Arrest van 10 maart 2009 van het gerechtshof te Arnhem, nevenzittingsplaats Leeuwarden, meervoudige strafkamer, op het hoger beroep tegen het vonnis van de politierechter in de rechtbank Zwolle-Lelystad van 28 januari 2008 in de oorspronkelijk onder de parketnummers 07-481075-07 en 07-481151-07 afzonderlijk aangebrachte, maar ter terechtzitting in eerste aanleg gevoegde strafzaken, hierna te noemen respectievelijk zaak A en zaak B, tegen:
[verdachte],
geboren op [1976] te [geboorteplaats],
wonende te [woonplaats], [adres],
niet ter terechtzitting verschenen. Wel verschenen is de raadsman van verdachte
mr. A.R. Maarsingh, advocaat te Deventer.
Het vonnis waarvan beroep
De politierechter in de rechtbank Zwolle-Lelystad heeft de verdachte bij het vonnis, in de gevoegde zaken, wegens misdrijven veroordeeld tot een straf, een maatregel opgelegd en op de vordering tot schadevergoeding van de benadeelde partij beslist, zoals in dat vonnis omschreven.

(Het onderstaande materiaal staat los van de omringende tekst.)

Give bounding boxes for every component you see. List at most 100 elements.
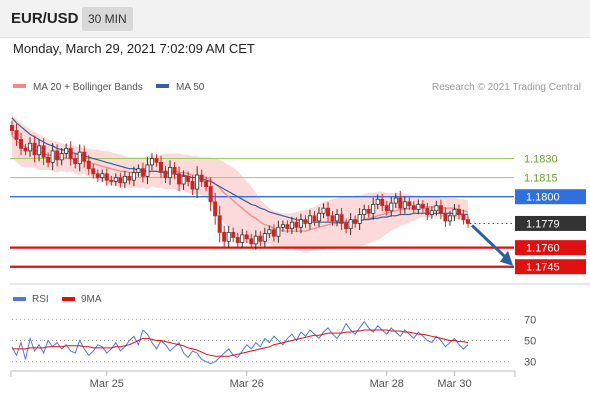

Gebruik van het rechtsmiddel
De verdachte is op de voorgeschreven wijze en tijdig in hoger beroep gekomen.
Het onderzoek ter terechtzitting in hoger beroep
De raadsman van verdachte heeft verklaard uitdrukkelijk te zijn gemachtigd verdachte ter terechtzitting te verdedigen.
Dit arrest is gewezen naar aanleiding van het onderzoek op de terechtzitting in hoger beroep, alsmede het onderzoek op de terechtzitting in eerste aanleg.
De vordering van de advocaat-generaal
De advocaat-generaal heeft gevorderd dat het hof verdachte ter zake van feit 1, 2 en 3 (zaak A) en zaak B zal veroordelen tot een voorwaardelijke gevangenisstraf van een maand met een proeftijd van twee jaren en een werkstraf van 40 uren, subsidiair 20 dagen vervangende hechtenis, alsmede dat de vordering tot schadevergoeding van de benadeelde partij geheel zal worden toegewezen met oplegging van de schadevergoedingsmaatregel.
De beslissing op het hoger beroep
Het hof zal het vonnis vernietigen en opnieuw recht doen.
Tenlastelegging
De politierechter in de rechtbank Zwolle-Lelystad heeft ter terechtzitting de tenlastelegging gewijzigd overeenkomstig de vordering van de officier van justitie.
Aan verdachte is, zoals gewijzigd, ten laste gelegd dat:
Zaak A
1.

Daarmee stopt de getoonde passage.